By Paul Klein
The crisis in Hong Kong continues unabated and some of the world’s largest businesses need to make an important decision: maintain a positive relationship with mainland China or uphold their reputation in the territories and in other parts of the world.
In Hong Kong, business is the territory’s lifeblood. Hong Kong came third in the 2019 Global Financial Centres Index and is home to corporations that rank in the Forbes Global 2000 companies. These include China Mobile, Cnooc and Hutchinson Whampoa. These multibillion-dollar businesses are directly involved in or impacted by this conflict.
Cathay Pacific’s recent actions show how challenging the situation is for business leaders. Earlier this month, CEO Rupert Hogg resigned amid mounting Chinese regulatory scrutiny of the Hong Kong carrier over the involvement of its employees in the city’s anti-government protests. At the same time, Cathay chairman John Slosar said recent events had put its reputation and brand under pressure the consequences of which may result in a loss of trust and business from mainland passengers.
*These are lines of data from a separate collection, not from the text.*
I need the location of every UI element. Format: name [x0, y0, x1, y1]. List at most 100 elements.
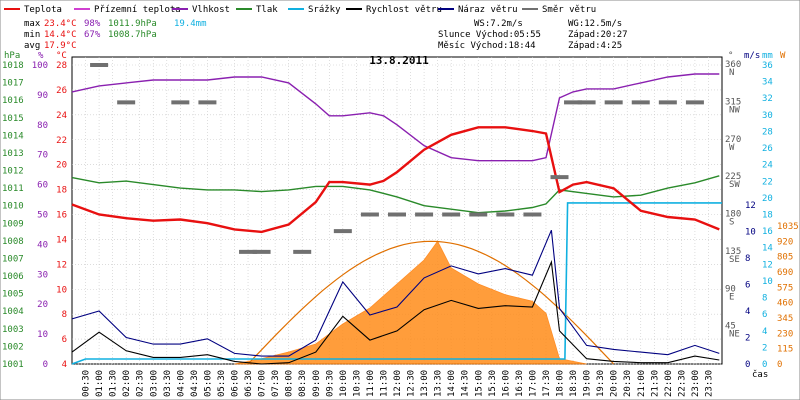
- x-tick-label: 13:30: [434, 370, 444, 397]
- y-tick-mm: 32: [762, 94, 773, 104]
- y-tick-hpa: 1013: [2, 149, 24, 159]
- x-tick-label: 19:00: [583, 370, 593, 397]
- y-tick-mm: 0: [762, 360, 767, 370]
- x-tick-label: 16:30: [515, 370, 525, 397]
- x-tick-label: 16:00: [501, 370, 511, 397]
- y-tick-hpa: 1011: [2, 184, 24, 194]
- stats-min-press: 1008.7hPa: [108, 30, 157, 40]
- y-tick-deg: 90: [725, 284, 736, 294]
- x-tick-label: 08:00: [285, 370, 295, 397]
- y-tick-mm: 34: [762, 78, 773, 88]
- stats-max-rain: 19.4mm: [174, 19, 207, 29]
- x-tick-label: 17:00: [528, 370, 538, 397]
- y-tick-w: 575: [777, 283, 793, 293]
- series-direction-mark: [496, 212, 515, 217]
- y-tick-c: 6: [62, 335, 67, 345]
- y-tick-c: 10: [56, 285, 67, 295]
- x-tick-label: 05:30: [217, 370, 227, 397]
- y-tick-ms: 12: [745, 201, 756, 211]
- legend-label-rychlost: Rychlost větru: [366, 5, 442, 15]
- series-direction-mark: [685, 100, 704, 105]
- series-direction-mark: [388, 212, 406, 217]
- x-tick-label: 13:00: [420, 370, 430, 397]
- y-tick-pct: 20: [37, 300, 48, 310]
- y-tick-deg: 315: [725, 97, 741, 107]
- stats-max-temp: 23.4°C: [44, 19, 77, 29]
- y-tick-w: 345: [777, 314, 793, 324]
- series-direction-mark: [117, 100, 136, 105]
- legend-label-prizemni: Přízemní teplota: [94, 5, 181, 15]
- legend: Teplota Přízemní teplota Vlhkost Tlak Sr…: [4, 5, 596, 15]
- y-tick-w: 920: [777, 237, 793, 247]
- y-tick-pct: 10: [37, 330, 48, 340]
- x-tick-label: 05:00: [203, 370, 213, 397]
- series-direction-mark: [631, 100, 650, 105]
- x-tick-label: 10:30: [352, 370, 362, 397]
- series-direction-mark: [415, 212, 434, 217]
- stats-avg-label: avg: [24, 41, 40, 51]
- y-tick-deg: 45: [725, 322, 736, 332]
- y-tick-pct: 90: [37, 91, 48, 101]
- info-ws: WS:7.2m/s: [474, 19, 523, 29]
- y-tick-c: 14: [56, 235, 67, 245]
- series-direction-mark: [658, 100, 677, 105]
- x-tick-label: 03:30: [163, 370, 173, 397]
- y-tick-ms: 10: [745, 228, 756, 238]
- x-tick-label: 01:00: [95, 370, 105, 397]
- series-wind-line: [71, 259, 720, 365]
- axis-units: hPa % °C ° m/s mm W: [4, 51, 786, 61]
- y-tick-mm: 16: [762, 227, 773, 237]
- axis-unit-c: °C: [56, 51, 67, 61]
- series-layer: [71, 63, 722, 365]
- wind-sun-info: WS:7.2m/s WG:12.5m/s Slunce Východ:05:55…: [438, 19, 628, 51]
- x-tick-label: 15:30: [488, 370, 498, 397]
- y-tick-mm: 20: [762, 194, 773, 204]
- x-tick-label: 14:30: [461, 370, 471, 397]
- axis-unit-hpa: hPa: [4, 51, 20, 61]
- y-tick-pct: 70: [37, 151, 48, 161]
- legend-label-smer: Směr větru: [542, 5, 596, 15]
- series-sun-curve: [247, 240, 615, 365]
- y-tick-ms: 0: [745, 360, 750, 370]
- x-tick-label: 21:30: [650, 370, 660, 397]
- x-tick-label: 01:30: [109, 370, 119, 397]
- x-tick-label: 04:30: [190, 370, 200, 397]
- y-tick-hpa: 1018: [2, 61, 24, 71]
- info-moon-set: Západ:4:25: [568, 41, 622, 51]
- y-tick-w: 805: [777, 253, 793, 263]
- stats-max-label: max: [24, 19, 41, 29]
- y-tick-hpa: 1004: [2, 307, 24, 317]
- x-tick-label: 22:00: [664, 370, 674, 397]
- y-tick-deg: 270: [725, 135, 741, 145]
- y-tick-mm: 4: [762, 327, 767, 337]
- y-tick-ms: 4: [745, 307, 750, 317]
- x-tick-label: 08:30: [298, 370, 308, 397]
- y-tick-hpa: 1017: [2, 79, 24, 89]
- y-tick-mm: 26: [762, 144, 773, 154]
- x-tick-label: 18:00: [556, 370, 566, 397]
- y-tick-mm: 22: [762, 177, 773, 187]
- x-tick-label: 20:30: [623, 370, 633, 397]
- stats-max-press: 1011.9hPa: [108, 19, 157, 29]
- y-tick-mm: 24: [762, 161, 773, 171]
- x-tick-label: 11:00: [366, 370, 376, 397]
- y-tick-dir: N: [729, 68, 734, 78]
- x-tick-label: 19:30: [596, 370, 606, 397]
- series-direction-mark: [604, 100, 623, 105]
- series-direction-mark: [252, 249, 271, 254]
- x-tick-label: 12:30: [407, 370, 417, 397]
- series-direction-mark: [469, 212, 488, 217]
- x-axis-label: čas: [752, 369, 768, 380]
- y-tick-mm: 6: [762, 310, 767, 320]
- series-pressure-line: [71, 175, 720, 214]
- stats-block: max 23.4°C 98% 1011.9hPa 19.4mm min 14.4…: [24, 19, 207, 51]
- y-tick-w: 115: [777, 345, 793, 355]
- y-tick-c: 24: [56, 111, 67, 121]
- series-humidity-line: [71, 73, 720, 162]
- stats-max-hum: 98%: [84, 19, 101, 29]
- y-tick-deg: 135: [725, 247, 741, 257]
- y-tick-c: 20: [56, 161, 67, 171]
- y-tick-mm: 10: [762, 277, 773, 287]
- y-tick-c: 22: [56, 136, 67, 146]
It’s also likely that they will lose passengers from the Territories and other parts of the world who believe that businesses such as Cathay Pacific should make a positive contribution to social change.
“In the spirit of corporate citizenship and civic-mindedness, the private sector itself must assume a responsibility to help prevent and mitigate conflict,” said Marjatta Rasi, in 2004 at a meeting of Security Council of the United Nations. “Today, it is widely accepted that the private sector has a primary responsibility in building economic and social well-being.”
Fifteen years later, the role of business in social change is recognized as being even more important. Starbucks has taken a stand against guns, Silicon Valley executives have pressed the U.S. government to provide more visas for foreign-born engineers and Nike sided with athlete Colin Kaepernick’s “take a knee” political activism regarding policy brutality and racism against African-Americans.
In 2004 the Security Council of the United Nations recognized that local businesses should be directly involved in peacebuilding, as they “have a true vested interest in peace and stability.” Today, corporations in Hong Kong have an opportunity to lead the development of a new approach to business in the territory that puts democratic reform, rule of law and human rights ahead of all other concerns.
As a first step, business leaders in Hong Kong should demonstrate their collective commitment to support the rights and safety of all employees and customers irrespective of influence from the mainland. This can be put into practice by establishing safe spaces for employees and customers. These could be physical spaces within their operations where citizens could take haven or virtual spaces such as message boards where employees and others have an opportunity to share their views without censorship or impunity.
Further actions should involve partnering with civil society organizations in the development of new programs that better address socio-economic concerns of young people in Hong Kong and help to prevent conflict in the future. In particular, the gap between wages and cost of living in the territory.
The risks of not taking action are real. Hong Kong is a gateway to business in the pacific but it’s no longer the only game in town. Cities such as Manila, Singapore and Kuala Lumpur are quickly growing to be financial powerhouses and provide a more socially responsible option to doing business in Hong Kong. Further, institutional investors such as Blackrock have established a new standard for socially responsible investing that may put the financing of Hong Kong-based corporations in jeopardy.
Most importantly, consumers will be the deciding factor. In particular Millennials and Gen Zers whose loyalty is to businesses have made human rights a priority and can be trusted to address the social concerns of employees, customers and communities. This is also becoming important in mainland China. “The focus for Cathay right now is still damage control for its branding,” said BOCOM International analyst Luya You. “Its reputation among mainland passengers continues to falter, which could lead to more long-lasting damage that is harder and takes longer to rebound from.”
There’s a Chinese proverb that says “When the winds of change blow, some people build walls and others build windmills.” Choice is never easy but let’s hope Hong Kong’s business leaders opt for the windmills.
Paul Klein is the founder and CEO of Impakt, a B Corp that helps organisations benefit from solving social problems. He has written for Forbes, The Guardian, Stanford Social Innovation Review, and the LSE Business Review.